Un plan de relance en faveur de la transition

Après quelques semaines en dents de scie pour le secteur du BTP, la reprise des chantiers et surtout leur capacité à retrouver leur rythme planifié sont venues consolider cette tendance et apporter de l’activité aux loueurs. « Avec les parcs disponibles, les loueurs ont pu rapidement servir les chantiers et nous avons d’ailleurs constaté, chez Loxam, des taux d’utilisation de nos matériels plus élevés qu’en 2019 », indique de son côté Thierry Lahuppe, directeur matériels du groupe européen de location.

 

Autre facteur dynamisant pour le secteur : la transition écologique. Au cœur des investissements des collectivités, des promoteurs et des majors du BTP, soutenus par le plan de relance 2021- 2022 mis en place par l’État, elle définit aussi la stratégie des loueurs. Ils sont engagés à accompagner leurs clients vers la poursuite de leurs objectifs de réduction d’émissions et enrichissent de plus en plus leur offre avec des matériels à faibles émissions. Certains proposent même de classer leurs machines par catégories « Crit’Air » selon leur degré d’émission. « Avec la crise, nous sentons qu’il y a eu un phénomène d’accélération vers cette transition verte avec la volonté de s’inscrire plus vite dans des projets initialement mis en place sur le long terme », confirme Philippe Cohet. Il y a donc une réelle opportunité à saisir pour les loueurs, mais cela suppose toutefois des investissements colossaux et peut-être même un travail collectif. « Nous faisons partie d’un écosystème, où il est fréquent de travailler en silo, mais nous n’avons plus le temps. Chaque année compte et c’est l’un des facteurs qui nous a poussés à organiser en mai dernier les Rencontres des matériels durables », explique François Renault, directeur matériels chez Kiloutou. Rassemblant des fournisseurs d’équipements, des clients et des fédérations professionnelles, cet événement doit permettre d’identifier les utilisations des machines, cibler les contraintes techniques et les limites d’usages (autonomie et capacité de recharge) afin de trouver des solutions pérennes.
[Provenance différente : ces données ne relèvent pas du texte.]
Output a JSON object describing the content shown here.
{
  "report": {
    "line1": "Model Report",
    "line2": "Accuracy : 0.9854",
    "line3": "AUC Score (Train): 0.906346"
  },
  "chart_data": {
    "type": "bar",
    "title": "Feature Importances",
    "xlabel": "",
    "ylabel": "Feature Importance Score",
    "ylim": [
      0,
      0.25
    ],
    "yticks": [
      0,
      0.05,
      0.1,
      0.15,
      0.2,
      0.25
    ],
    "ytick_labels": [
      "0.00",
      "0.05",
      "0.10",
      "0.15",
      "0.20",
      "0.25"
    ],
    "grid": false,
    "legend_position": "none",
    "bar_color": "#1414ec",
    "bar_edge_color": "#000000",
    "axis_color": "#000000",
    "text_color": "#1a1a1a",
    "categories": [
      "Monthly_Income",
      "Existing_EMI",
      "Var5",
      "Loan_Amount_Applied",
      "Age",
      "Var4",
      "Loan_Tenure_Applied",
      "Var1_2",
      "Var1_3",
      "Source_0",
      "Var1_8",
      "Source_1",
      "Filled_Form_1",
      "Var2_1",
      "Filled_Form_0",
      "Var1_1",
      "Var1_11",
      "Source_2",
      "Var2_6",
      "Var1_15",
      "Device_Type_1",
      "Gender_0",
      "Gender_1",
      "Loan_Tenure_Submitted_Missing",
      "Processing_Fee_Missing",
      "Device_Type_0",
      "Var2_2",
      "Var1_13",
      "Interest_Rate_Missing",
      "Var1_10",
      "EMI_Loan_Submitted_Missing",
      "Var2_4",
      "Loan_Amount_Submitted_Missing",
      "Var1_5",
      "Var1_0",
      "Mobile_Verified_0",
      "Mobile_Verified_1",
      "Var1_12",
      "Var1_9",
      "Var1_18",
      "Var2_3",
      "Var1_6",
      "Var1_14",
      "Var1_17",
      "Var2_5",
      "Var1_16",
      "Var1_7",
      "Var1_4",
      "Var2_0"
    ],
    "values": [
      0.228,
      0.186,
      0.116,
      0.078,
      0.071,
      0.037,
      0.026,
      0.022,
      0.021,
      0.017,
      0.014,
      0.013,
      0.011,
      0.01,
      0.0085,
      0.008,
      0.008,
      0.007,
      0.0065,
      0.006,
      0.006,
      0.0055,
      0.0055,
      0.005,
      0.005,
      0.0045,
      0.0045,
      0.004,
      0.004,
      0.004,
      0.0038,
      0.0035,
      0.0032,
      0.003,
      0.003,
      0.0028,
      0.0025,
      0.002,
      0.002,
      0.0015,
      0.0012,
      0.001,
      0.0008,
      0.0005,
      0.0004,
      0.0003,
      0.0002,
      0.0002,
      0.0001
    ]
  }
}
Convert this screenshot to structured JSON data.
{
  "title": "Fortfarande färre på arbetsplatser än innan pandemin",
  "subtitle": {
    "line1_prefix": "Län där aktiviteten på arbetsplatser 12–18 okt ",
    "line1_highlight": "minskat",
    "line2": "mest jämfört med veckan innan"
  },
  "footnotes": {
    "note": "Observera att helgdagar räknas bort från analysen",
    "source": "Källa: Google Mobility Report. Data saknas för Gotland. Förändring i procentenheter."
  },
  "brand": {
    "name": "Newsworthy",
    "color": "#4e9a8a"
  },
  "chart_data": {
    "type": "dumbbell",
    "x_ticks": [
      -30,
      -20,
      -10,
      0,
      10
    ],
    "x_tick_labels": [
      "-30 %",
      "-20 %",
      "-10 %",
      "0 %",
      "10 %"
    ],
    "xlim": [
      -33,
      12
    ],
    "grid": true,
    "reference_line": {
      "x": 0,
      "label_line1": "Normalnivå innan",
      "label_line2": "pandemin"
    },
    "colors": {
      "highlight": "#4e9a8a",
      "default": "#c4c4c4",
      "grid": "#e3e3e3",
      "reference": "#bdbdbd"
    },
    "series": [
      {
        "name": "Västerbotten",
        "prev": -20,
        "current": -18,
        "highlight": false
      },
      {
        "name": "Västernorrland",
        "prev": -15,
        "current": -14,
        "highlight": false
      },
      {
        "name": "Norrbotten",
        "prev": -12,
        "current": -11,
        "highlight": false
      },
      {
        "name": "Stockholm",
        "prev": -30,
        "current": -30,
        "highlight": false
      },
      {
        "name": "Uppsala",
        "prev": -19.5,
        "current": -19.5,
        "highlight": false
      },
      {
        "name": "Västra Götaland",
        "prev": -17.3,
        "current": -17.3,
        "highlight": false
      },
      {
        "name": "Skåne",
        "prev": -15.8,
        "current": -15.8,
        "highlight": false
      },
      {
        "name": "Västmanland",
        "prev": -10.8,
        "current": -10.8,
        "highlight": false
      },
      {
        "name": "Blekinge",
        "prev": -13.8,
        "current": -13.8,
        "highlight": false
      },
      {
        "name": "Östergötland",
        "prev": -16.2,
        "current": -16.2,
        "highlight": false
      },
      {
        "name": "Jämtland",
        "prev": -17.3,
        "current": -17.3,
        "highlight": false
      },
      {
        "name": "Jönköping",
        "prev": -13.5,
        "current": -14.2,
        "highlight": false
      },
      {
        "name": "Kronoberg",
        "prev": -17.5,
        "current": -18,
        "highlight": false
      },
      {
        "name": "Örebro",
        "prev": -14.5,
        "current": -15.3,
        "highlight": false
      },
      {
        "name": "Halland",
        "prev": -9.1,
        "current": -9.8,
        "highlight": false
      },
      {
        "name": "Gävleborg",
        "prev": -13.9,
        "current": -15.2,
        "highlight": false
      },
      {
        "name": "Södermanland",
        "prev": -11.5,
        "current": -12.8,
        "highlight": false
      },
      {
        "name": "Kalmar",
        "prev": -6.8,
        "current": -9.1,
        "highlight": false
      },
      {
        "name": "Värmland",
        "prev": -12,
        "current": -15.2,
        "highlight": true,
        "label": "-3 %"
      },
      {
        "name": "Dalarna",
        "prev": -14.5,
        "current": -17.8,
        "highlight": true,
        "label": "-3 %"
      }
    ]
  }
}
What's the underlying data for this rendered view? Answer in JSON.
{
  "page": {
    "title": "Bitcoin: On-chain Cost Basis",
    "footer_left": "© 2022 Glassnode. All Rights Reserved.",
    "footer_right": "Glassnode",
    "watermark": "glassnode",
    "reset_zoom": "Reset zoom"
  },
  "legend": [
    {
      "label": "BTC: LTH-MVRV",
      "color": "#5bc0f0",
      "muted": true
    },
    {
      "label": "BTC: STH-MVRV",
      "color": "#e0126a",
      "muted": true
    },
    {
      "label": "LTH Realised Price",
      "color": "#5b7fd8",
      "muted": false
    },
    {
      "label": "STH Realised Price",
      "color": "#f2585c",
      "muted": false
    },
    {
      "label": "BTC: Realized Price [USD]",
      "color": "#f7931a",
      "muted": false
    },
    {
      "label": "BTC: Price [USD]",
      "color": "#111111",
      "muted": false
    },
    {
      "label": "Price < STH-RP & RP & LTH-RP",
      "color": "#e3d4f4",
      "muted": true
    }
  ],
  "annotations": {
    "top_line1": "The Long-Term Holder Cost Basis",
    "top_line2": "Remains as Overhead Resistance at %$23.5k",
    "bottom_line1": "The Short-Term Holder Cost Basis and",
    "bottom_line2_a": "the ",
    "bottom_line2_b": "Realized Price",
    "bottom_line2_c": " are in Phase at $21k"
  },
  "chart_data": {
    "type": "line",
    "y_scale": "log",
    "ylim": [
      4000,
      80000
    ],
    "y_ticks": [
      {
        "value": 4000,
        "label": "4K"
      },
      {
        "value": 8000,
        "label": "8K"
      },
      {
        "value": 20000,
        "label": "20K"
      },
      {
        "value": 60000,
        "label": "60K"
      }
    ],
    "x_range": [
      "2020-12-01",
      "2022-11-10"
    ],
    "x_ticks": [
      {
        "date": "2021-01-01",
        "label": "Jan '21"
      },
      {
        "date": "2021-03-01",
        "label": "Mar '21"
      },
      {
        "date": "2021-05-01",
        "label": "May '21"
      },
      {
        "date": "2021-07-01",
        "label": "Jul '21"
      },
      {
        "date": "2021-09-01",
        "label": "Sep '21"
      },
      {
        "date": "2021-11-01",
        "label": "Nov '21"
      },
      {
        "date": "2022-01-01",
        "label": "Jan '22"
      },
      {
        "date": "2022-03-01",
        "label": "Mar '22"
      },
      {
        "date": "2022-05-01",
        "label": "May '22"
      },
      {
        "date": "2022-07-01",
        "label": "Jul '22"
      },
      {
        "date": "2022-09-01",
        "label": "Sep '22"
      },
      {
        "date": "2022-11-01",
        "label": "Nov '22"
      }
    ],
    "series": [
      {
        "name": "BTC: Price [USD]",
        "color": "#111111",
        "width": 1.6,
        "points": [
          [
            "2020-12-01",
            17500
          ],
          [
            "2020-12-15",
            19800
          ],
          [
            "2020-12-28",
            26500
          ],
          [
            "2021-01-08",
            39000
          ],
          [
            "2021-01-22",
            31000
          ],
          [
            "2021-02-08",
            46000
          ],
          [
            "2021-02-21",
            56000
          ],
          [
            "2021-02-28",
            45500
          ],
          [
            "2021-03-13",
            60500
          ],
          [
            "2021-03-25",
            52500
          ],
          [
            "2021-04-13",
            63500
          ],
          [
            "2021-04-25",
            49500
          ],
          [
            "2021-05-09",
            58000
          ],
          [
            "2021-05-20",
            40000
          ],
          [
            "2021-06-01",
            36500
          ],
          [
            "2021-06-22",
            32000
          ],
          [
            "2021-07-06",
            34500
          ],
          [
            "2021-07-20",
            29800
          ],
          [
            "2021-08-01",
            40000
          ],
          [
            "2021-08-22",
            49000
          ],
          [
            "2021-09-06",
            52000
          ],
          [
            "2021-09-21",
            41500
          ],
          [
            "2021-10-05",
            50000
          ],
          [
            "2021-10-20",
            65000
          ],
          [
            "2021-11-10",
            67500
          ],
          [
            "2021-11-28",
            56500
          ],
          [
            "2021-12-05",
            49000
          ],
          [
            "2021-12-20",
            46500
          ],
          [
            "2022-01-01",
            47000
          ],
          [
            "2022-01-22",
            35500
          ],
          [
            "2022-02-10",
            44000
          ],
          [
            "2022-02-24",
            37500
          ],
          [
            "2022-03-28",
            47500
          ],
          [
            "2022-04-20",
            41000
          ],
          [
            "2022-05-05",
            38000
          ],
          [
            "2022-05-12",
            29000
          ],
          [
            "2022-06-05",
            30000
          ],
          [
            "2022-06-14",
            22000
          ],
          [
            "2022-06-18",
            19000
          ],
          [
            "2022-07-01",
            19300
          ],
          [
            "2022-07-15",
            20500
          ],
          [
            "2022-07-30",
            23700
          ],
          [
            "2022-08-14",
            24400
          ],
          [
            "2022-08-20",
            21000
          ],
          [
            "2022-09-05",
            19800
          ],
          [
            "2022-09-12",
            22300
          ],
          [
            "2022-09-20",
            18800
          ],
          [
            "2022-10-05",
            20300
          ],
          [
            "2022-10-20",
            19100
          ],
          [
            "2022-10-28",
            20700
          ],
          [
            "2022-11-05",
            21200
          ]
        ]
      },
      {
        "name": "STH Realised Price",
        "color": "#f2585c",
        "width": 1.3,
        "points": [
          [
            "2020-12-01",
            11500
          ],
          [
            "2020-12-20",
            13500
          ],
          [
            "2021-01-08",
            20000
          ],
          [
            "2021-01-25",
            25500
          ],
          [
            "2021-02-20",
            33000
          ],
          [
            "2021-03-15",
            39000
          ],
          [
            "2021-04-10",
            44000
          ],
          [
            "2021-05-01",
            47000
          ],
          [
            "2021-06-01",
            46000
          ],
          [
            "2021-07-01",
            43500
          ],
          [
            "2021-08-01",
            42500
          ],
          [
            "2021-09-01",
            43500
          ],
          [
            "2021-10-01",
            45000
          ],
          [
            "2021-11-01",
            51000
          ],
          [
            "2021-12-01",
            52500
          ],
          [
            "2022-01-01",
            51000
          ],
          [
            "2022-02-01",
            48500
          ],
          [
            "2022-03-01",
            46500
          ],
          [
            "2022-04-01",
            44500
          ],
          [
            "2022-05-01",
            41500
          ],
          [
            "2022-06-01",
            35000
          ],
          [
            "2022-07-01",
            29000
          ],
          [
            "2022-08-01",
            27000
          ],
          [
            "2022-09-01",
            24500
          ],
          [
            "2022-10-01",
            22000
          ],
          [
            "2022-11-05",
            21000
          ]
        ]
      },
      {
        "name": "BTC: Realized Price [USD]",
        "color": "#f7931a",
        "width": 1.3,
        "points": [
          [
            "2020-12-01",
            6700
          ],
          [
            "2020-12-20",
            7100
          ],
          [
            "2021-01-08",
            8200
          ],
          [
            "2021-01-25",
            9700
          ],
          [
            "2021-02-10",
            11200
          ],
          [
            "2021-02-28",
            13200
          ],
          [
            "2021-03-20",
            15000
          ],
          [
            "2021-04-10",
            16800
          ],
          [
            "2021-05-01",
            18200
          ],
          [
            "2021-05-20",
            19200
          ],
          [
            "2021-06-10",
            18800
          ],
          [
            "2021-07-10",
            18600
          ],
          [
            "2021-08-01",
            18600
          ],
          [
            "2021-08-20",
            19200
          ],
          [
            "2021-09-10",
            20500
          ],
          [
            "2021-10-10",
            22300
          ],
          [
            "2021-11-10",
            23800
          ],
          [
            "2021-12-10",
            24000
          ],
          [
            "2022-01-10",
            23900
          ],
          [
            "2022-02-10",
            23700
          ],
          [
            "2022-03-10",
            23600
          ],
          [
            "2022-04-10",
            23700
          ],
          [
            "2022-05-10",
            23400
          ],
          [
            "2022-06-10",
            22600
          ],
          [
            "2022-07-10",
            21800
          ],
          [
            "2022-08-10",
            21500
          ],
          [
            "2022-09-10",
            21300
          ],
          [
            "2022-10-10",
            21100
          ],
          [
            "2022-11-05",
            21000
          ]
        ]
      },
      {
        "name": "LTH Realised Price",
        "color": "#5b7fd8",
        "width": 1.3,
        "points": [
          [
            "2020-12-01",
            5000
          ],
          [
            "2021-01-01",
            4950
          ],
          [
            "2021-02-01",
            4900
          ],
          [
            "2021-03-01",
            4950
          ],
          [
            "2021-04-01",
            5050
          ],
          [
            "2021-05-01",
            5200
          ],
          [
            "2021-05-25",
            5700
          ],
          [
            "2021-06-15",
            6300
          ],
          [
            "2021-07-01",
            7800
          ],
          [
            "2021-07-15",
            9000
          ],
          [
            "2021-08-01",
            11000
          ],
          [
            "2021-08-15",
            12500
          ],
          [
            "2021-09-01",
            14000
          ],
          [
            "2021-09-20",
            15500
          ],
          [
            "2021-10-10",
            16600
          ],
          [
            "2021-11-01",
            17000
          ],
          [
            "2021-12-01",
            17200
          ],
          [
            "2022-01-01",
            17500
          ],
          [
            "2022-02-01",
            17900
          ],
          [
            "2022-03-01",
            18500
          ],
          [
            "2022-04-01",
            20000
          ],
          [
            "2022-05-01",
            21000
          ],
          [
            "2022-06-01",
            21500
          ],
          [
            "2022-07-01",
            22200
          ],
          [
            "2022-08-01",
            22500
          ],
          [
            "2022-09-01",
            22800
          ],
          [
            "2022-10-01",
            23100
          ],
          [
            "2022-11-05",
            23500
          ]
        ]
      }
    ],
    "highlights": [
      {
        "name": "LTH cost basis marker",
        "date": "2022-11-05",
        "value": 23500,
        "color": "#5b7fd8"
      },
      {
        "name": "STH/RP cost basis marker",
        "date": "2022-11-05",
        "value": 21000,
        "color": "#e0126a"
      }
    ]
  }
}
D’autres loueurs adoptent aussi la même stratégie. Loxam avait organisé en septembre dernier ses Rencontres de la sécurité et de l'environnement. D’ailleurs, alors que le thermique est encore une composante majeure dans les TP, les loueurs endossent même de plus en plus le rôle de promoteur des énergies alternatives auprès de leurs clients avec l’offre existante de solutions moins émissives.

 

Des réglementations incitatives

Car, si la performance a toujours été un incontournable parmi les exigences des utilisateurs, nombreux sont ceux qui pensent que les machines alternatives ne répondent pas à ce critère. Mais, demain, fort est à parier que les contraintes réglementaires pousseront les plus réticents à s’y mettre. « La tendance de la transition verte est moins forte en France que dans d’autres régions du monde, comme la Scandinavie et la Californie, où les réglementations contraignent davantage pour viser des bilans carbones proches de zéro. Mais, cela pourrait changer avec la loi Climat & résilience. Celle-ci aura prochainement un impact sur le marché, c’est certain », précise Philippe Cohet.

 

D’autre part, la tendance de fond de ces dernières années, à savoir la sécurité, a poursuivi sa course en 2021, mais la demande pour certains matériels, comme les exosquelettes, a tout de même été quelque peu ralentie. Pour ces équipements prévenant les troubles musculo-squelettiques, un regain est attendu pour 2022. Pour autant, cela n’a pas empêché les loueurs d’ajouter des matériels inédits à leur gamme dédiée à la sécurité. Loxam a, par exemple, codéveloppé avec Manitou un chariot télescopique, qu’il propose à la location dans sa gamme Loxsafe. Un engin qui intègre, entre autres, un service télématique. Un phénomène d’accélération autour du digital est d’ailleurs observé dans la location. En premier lieu, parce que c’est l’une des clés pouvant aider les propriétaires de parc à améliorer leur métier de gestionnaire de flotte. Mais aussi parce qu’elle permet de mieux connaître les usages des matériels. Un critère essentiel pour mieux les concevoir demain.